Dengan demikianlah maka oleh Yakobus, kita telah melaksanakan ibadat yang sebenarnya. Karena baginya, ibadat yang benar adalah:” mengunjungi yatim piatu dan janda-janda dalam kesusahan mereka, dan menjaga supaya dirinya sendiri tidak dicemari oleh dunia.”
Dengan demikian maka, ibadat kita tidak boleh berhenti di dalam gereja saja. Pasca mengikuti Perayaan Ekaristi Suci, kita terdorong secara iman, untuk mewujud-nyatakannya di tengah kehidupan bergereja dan bermasyarakat. Dalam konteks inilah akhirnya kita dapat memahami makna kata-kata Yesus hari ini:” Percuma mereka beribadah kepada-Ku. Bangsa ini memuliakan Aku dengan bibirnya, padahal hatinya jauh dari pada-Ku.” Yesu mengecam orang-orang munafik karena hanya memuliakan Tuhan cuma di bibir saja. Hatinya sungguh jauh dari Allah karena dari dalam hati orang timbul segala pikiran jahat, percabulan, pencurian, pembunuhan, perzinahan, keserakahan, kejahatan, kelicikan, hawa nafsu, iri hati, hujat, kesombongan, kebebalan. Semua hal-hal jahat ini timbul dari dalam dan menajiskan orang.”
Bapa, ibu, saudara, saudari yang terkasih,
Kita yang telah berulang kali pergi pulang gereja tanpa henti pada setiap hari Minggu, mudah-mudahan tidak dikecam oleh Yesus:” Percuma kamu beribadah kepada-Ku. Karena kamu memuliakan Aku dengan bibirmu, padahal hatimu jauh dari pada-Ku.”

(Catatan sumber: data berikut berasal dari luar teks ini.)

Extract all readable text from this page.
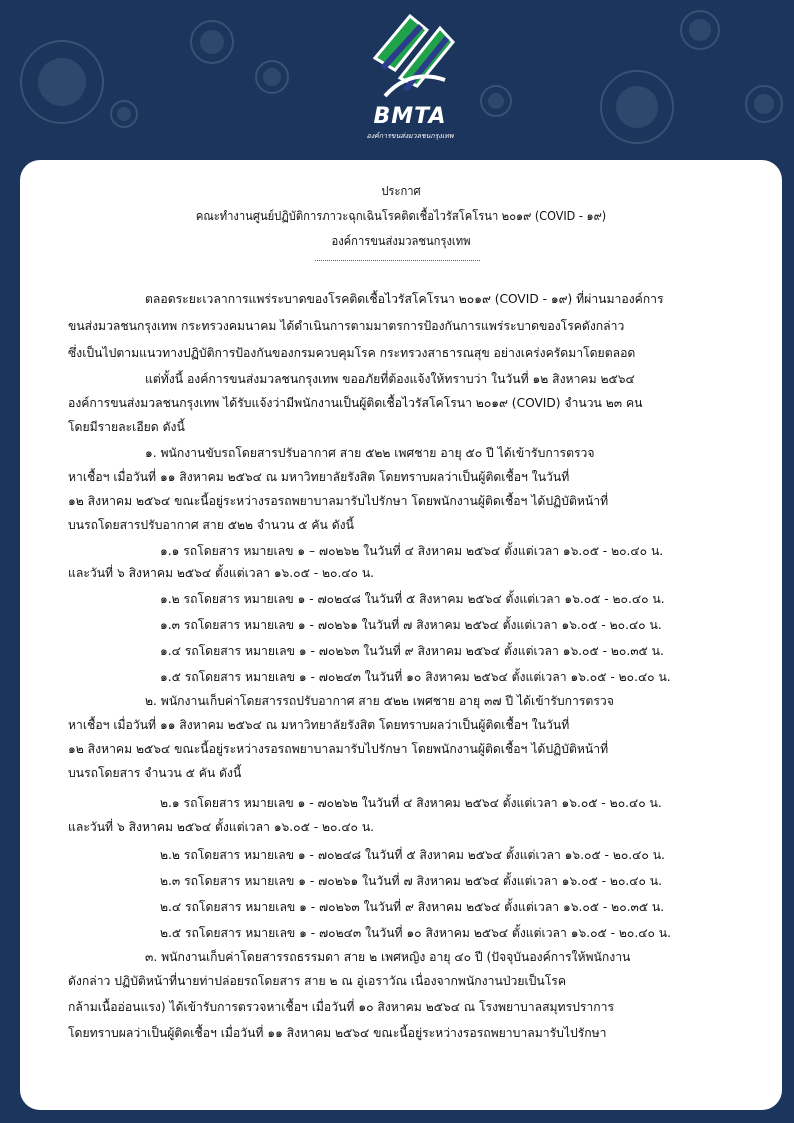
BMTA
องค์การขนส่งมวลชนกรุงเทพ
ประกาศ
คณะทำงานศูนย์ปฏิบัติการภาวะฉุกเฉินโรคติดเชื้อไวรัสโคโรนา ๒๐๑๙ (COVID - ๑๙)
องค์การขนส่งมวลชนกรุงเทพ
ตลอดระยะเวลาการแพร่ระบาดของโรคติดเชื้อไวรัสโคโรนา ๒๐๑๙ (COVID - ๑๙) ที่ผ่านมาองค์การ
ขนส่งมวลชนกรุงเทพ กระทรวงคมนาคม ได้ดำเนินการตามมาตรการป้องกันการแพร่ระบาดของโรคดังกล่าว
ซึ่งเป็นไปตามแนวทางปฏิบัติการป้องกันของกรมควบคุมโรค กระทรวงสาธารณสุข อย่างเคร่งครัดมาโดยตลอด
แต่ทั้งนี้ องค์การขนส่งมวลชนกรุงเทพ ขออภัยที่ต้องแจ้งให้ทราบว่า ในวันที่ ๑๒ สิงหาคม ๒๕๖๔
องค์การขนส่งมวลชนกรุงเทพ ได้รับแจ้งว่ามีพนักงานเป็นผู้ติดเชื้อไวรัสโคโรนา ๒๐๑๙ (COVID) จำนวน ๒๓ คน
โดยมีรายละเอียด ดังนี้
๑. พนักงานขับรถโดยสารปรับอากาศ สาย ๕๒๒ เพศชาย อายุ ๕๐ ปี ได้เข้ารับการตรวจ
หาเชื้อฯ เมื่อวันที่ ๑๑ สิงหาคม ๒๕๖๔ ณ มหาวิทยาลัยรังสิต โดยทราบผลว่าเป็นผู้ติดเชื้อฯ ในวันที่
๑๒ สิงหาคม ๒๕๖๔ ขณะนี้อยู่ระหว่างรอรถพยาบาลมารับไปรักษา โดยพนักงานผู้ติดเชื้อฯ ได้ปฏิบัติหน้าที่
บนรถโดยสารปรับอากาศ สาย ๕๒๒ จำนวน ๕ คัน ดังนี้
๑.๑ รถโดยสาร หมายเลข ๑ – ๗๐๒๖๒ ในวันที่ ๔ สิงหาคม ๒๕๖๔ ตั้งแต่เวลา ๑๖.๐๕ - ๒๐.๔๐ น.
และวันที่ ๖ สิงหาคม ๒๕๖๔ ตั้งแต่เวลา ๑๖.๐๕ - ๒๐.๔๐ น.
๑.๒ รถโดยสาร หมายเลข ๑ - ๗๐๒๔๘ ในวันที่ ๕ สิงหาคม ๒๕๖๔ ตั้งแต่เวลา ๑๖.๐๕ - ๒๐.๔๐ น.
๑.๓ รถโดยสาร หมายเลข ๑ - ๗๐๒๖๑ ในวันที่ ๗ สิงหาคม ๒๕๖๔ ตั้งแต่เวลา ๑๖.๐๕ - ๒๐.๔๐ น.
๑.๔ รถโดยสาร หมายเลข ๑ - ๗๐๒๖๓ ในวันที่ ๙ สิงหาคม ๒๕๖๔ ตั้งแต่เวลา ๑๖.๐๕ - ๒๐.๓๕ น.
๑.๕ รถโดยสาร หมายเลข ๑ - ๗๐๒๔๓ ในวันที่ ๑๐ สิงหาคม ๒๕๖๔ ตั้งแต่เวลา ๑๖.๐๕ - ๒๐.๔๐ น.
๒. พนักงานเก็บค่าโดยสารรถปรับอากาศ สาย ๕๒๒ เพศชาย อายุ ๓๗ ปี ได้เข้ารับการตรวจ
หาเชื้อฯ เมื่อวันที่ ๑๑ สิงหาคม ๒๕๖๔ ณ มหาวิทยาลัยรังสิต โดยทราบผลว่าเป็นผู้ติดเชื้อฯ ในวันที่
๑๒ สิงหาคม ๒๕๖๔ ขณะนี้อยู่ระหว่างรอรถพยาบาลมารับไปรักษา โดยพนักงานผู้ติดเชื้อฯ ได้ปฏิบัติหน้าที่
บนรถโดยสาร จำนวน ๕ คัน ดังนี้
๒.๑ รถโดยสาร หมายเลข ๑ - ๗๐๒๖๒ ในวันที่ ๔ สิงหาคม ๒๕๖๔ ตั้งแต่เวลา ๑๖.๐๕ - ๒๐.๔๐ น.
และวันที่ ๖ สิงหาคม ๒๕๖๔ ตั้งแต่เวลา ๑๖.๐๕ - ๒๐.๔๐ น.
๒.๒ รถโดยสาร หมายเลข ๑ - ๗๐๒๔๘ ในวันที่ ๕ สิงหาคม ๒๕๖๔ ตั้งแต่เวลา ๑๖.๐๕ - ๒๐.๔๐ น.
๒.๓ รถโดยสาร หมายเลข ๑ - ๗๐๒๖๑ ในวันที่ ๗ สิงหาคม ๒๕๖๔ ตั้งแต่เวลา ๑๖.๐๕ - ๒๐.๔๐ น.
๒.๔ รถโดยสาร หมายเลข ๑ - ๗๐๒๖๓ ในวันที่ ๙ สิงหาคม ๒๕๖๔ ตั้งแต่เวลา ๑๖.๐๕ - ๒๐.๓๕ น.
๒.๕ รถโดยสาร หมายเลข ๑ - ๗๐๒๔๓ ในวันที่ ๑๐ สิงหาคม ๒๕๖๔ ตั้งแต่เวลา ๑๖.๐๕ - ๒๐.๔๐ น.
๓. พนักงานเก็บค่าโดยสารรถธรรมดา สาย ๒ เพศหญิง อายุ ๔๐ ปี (ปัจจุบันองค์การให้พนักงาน
ดังกล่าว ปฏิบัติหน้าที่นายท่าปล่อยรถโดยสาร สาย ๒ ณ อู่เอราวัณ เนื่องจากพนักงานป่วยเป็นโรค
กล้ามเนื้ออ่อนแรง) ได้เข้ารับการตรวจหาเชื้อฯ เมื่อวันที่ ๑๐ สิงหาคม ๒๕๖๔ ณ โรงพยาบาลสมุทรปราการ
โดยทราบผลว่าเป็นผู้ติดเชื้อฯ เมื่อวันที่ ๑๑ สิงหาคม ๒๕๖๔ ขณะนี้อยู่ระหว่างรอรถพยาบาลมารับไปรักษา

Atau jangan-jangan, kita malah sedang dikecam oleh Yesus lantaran kita menjadi orang katolik yang munafik. Mungkin saja hari ini kita malah sedang dikecam Yesus, karena kita menjadi orang katolik yang mengumpulkan harta kekayaan dengan jalan menipu, berjudi bahkan karena korupsi. Atau barangkali kita sedang dikecam oleh Yesus, lantaran kita hanya mau berbuat baik supaya dipuji dan disanjung oleh orang lain. Atau, apakah kita juga sedang dikecam Yesus karena kita acuh tak acuh, kita malas dan bahkan masa bodoh untuk berbuat baik kepada sesama di saat kita harus membantunya?

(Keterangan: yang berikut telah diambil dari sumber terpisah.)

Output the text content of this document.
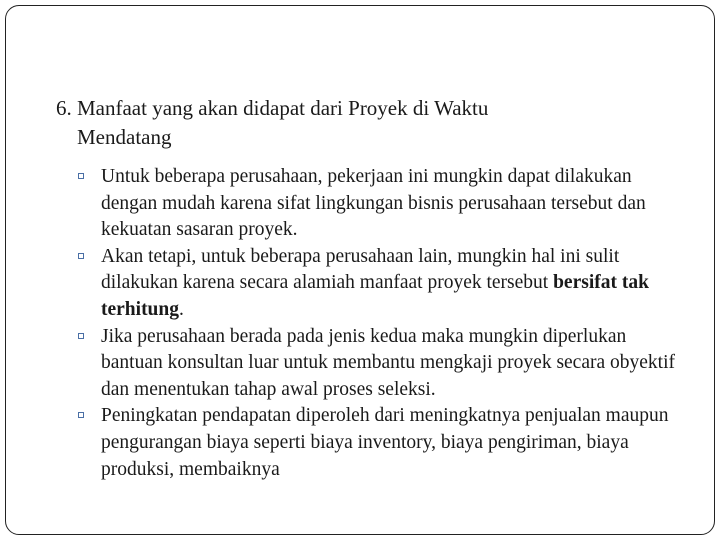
6. Manfaat yang akan didapat dari Proyek di Waktu
Mendatang

Untuk beberapa perusahaan, pekerjaan ini mungkin dapat dilakukan dengan mudah karena sifat lingkungan bisnis perusahaan tersebut dan kekuatan sasaran proyek.
Akan tetapi, untuk beberapa perusahaan lain, mungkin hal ini sulit dilakukan karena secara alamiah manfaat proyek tersebut bersifat tak terhitung.
Jika perusahaan berada pada jenis kedua maka mungkin diperlukan bantuan konsultan luar untuk membantu mengkaji proyek secara obyektif dan menentukan tahap awal proses seleksi.
Peningkatan pendapatan diperoleh dari meningkatnya penjualan maupun pengurangan biaya seperti biaya inventory, biaya pengiriman, biaya produksi, membaiknya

Dewasa ini, Gereja mengutus kaum awam untuk merasul di segala dimensi kehidupan. Maka ada awam katolik yang telah menjadi anggota legislatif. Mereka adalah kaum awam yang diutus gereja ke medan politik. Demikian pun kaum awam yang ada di eksekutif, baik itu gubernur/bupati dan sebagainya. Baik legislatif maupun eksekutif, mereka semua harus punya satu misi yakni memerjuangkan kepentingan umum. Namun sayang, faktanya, ada politisi awam katolik rela “menjual diri” untuk memperkaya diri dan keluarga. Bagi mereka politik adalah kesempatan. Memanfaatkan kesempatan untuk memperkaya diri.
Maka pasca mendengar kecaman dan kritikan keras Yesus, kita semua tanpa kecuali, ramai-ramai bertobat. Ramai-ramai bermetanoia. Ramai ramai mengubah perilaku menjadi orang katolik yang 100 %. Menjadi orang katolik yang 100% menurut Yakobus adalah tidak saja menjadi pendengar firman tetapi juga menjadi pelaku firman.